Acting as the “lender of last resort,” the central bank provided this financial support for three days, as disclosed by Bangladesh Bank Spokesperson Mezbaul Haque. This lending practice is routine, and banks can borrow funds through demand promissory notes and securities under the Bank Companies Act.
Notably, five of the seven banks are Islamic banks, and the other two are private scheduled banks. Industry experts suggest that such measures may be employed to present a more favorable financial outlook, but it also indicates challenges in maintaining sufficient usable bills and bonds required for traditional borrowing. The banks in question, facing a prolonged deficit in their current accounts, have resorted to borrowing with demand promissory notes, pledging to return the funds in any feasible manner.
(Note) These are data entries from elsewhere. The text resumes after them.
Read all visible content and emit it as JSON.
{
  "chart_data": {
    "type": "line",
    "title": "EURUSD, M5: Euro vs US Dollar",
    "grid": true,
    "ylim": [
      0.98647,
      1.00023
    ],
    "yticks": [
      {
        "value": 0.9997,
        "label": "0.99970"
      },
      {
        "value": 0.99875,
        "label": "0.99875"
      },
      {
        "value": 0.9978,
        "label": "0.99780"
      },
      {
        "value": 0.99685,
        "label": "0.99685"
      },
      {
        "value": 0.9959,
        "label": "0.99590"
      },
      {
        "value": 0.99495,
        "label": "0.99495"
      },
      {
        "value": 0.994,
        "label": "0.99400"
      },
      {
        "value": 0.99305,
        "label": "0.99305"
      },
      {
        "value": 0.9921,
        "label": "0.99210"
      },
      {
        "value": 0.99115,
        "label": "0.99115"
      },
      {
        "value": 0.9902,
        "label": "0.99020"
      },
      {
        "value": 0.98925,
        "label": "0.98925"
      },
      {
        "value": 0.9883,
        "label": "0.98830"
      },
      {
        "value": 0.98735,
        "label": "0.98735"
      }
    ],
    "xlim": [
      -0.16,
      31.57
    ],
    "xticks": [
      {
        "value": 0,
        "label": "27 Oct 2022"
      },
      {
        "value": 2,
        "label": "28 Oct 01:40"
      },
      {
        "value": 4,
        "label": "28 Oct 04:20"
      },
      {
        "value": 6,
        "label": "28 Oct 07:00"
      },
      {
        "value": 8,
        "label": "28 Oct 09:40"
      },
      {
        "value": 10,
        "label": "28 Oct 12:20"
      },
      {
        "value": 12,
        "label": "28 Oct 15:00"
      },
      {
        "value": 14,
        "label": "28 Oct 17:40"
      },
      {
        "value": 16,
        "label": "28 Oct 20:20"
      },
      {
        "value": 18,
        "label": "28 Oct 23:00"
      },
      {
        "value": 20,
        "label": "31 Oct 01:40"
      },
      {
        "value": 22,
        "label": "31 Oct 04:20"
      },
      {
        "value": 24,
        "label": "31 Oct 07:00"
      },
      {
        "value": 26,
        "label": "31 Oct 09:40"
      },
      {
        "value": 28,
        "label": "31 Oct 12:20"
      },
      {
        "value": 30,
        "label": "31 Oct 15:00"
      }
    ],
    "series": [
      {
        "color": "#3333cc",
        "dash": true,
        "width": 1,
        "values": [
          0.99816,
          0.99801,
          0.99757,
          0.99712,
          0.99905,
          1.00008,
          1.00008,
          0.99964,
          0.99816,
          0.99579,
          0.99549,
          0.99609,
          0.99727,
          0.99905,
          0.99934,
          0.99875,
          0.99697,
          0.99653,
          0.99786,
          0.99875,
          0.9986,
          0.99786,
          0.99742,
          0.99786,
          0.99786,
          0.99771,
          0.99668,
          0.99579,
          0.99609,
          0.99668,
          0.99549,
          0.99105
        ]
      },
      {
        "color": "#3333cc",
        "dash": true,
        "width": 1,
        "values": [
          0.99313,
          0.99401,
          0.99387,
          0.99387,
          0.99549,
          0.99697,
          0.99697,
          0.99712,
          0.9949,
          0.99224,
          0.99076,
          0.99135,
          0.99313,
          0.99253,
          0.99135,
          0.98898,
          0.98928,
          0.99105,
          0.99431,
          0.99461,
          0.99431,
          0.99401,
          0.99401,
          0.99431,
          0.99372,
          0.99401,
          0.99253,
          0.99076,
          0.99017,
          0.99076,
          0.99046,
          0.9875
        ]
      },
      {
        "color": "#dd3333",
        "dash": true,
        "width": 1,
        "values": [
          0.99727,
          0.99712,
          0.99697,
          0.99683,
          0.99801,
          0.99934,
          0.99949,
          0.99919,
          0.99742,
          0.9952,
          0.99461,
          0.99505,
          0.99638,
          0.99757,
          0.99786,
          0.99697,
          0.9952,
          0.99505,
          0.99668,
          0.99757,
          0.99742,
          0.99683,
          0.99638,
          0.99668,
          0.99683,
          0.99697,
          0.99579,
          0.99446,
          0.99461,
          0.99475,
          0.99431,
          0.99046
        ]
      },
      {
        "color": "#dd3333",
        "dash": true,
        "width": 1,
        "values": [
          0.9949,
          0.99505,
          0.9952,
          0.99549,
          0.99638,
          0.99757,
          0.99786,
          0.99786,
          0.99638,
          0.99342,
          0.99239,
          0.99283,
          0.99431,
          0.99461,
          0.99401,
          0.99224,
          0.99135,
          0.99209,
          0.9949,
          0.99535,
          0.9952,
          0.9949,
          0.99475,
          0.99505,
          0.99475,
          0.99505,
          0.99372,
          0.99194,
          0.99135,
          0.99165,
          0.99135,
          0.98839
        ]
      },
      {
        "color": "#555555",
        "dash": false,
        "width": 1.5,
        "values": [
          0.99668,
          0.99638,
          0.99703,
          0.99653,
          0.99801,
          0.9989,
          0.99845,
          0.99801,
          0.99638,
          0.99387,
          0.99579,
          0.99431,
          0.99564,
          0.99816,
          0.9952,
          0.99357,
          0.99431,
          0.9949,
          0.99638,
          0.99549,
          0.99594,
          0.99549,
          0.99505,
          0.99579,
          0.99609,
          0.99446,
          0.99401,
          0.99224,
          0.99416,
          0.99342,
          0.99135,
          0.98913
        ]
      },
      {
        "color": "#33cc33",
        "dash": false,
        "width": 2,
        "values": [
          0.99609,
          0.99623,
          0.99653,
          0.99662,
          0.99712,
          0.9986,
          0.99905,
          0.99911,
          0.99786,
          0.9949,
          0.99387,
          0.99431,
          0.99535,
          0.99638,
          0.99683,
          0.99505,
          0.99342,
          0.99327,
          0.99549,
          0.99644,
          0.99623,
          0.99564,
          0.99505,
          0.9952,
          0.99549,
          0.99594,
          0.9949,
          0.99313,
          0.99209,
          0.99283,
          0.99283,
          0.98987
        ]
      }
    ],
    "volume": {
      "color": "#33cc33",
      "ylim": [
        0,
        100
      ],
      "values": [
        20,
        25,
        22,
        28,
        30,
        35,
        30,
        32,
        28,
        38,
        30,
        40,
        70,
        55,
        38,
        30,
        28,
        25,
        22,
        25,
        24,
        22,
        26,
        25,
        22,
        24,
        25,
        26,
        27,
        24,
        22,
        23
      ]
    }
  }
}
The central bank’s temporary assistance will reflect positively on the banks’ year-end balance sheets, but challenges are anticipated in meeting cash reserve ratio (CRR) and statutory liquidity ratio (SLR) requirements in the following year, potentially leading to fines. As per Bangladesh Bank’s policy, banks must deposit a portion of their total current and term deposits with the central bank to safeguard depositors, with the rate set at 17% for conventional banks and 9.5% for Shariah-based banks, and penalties are imposed for any shortfalls.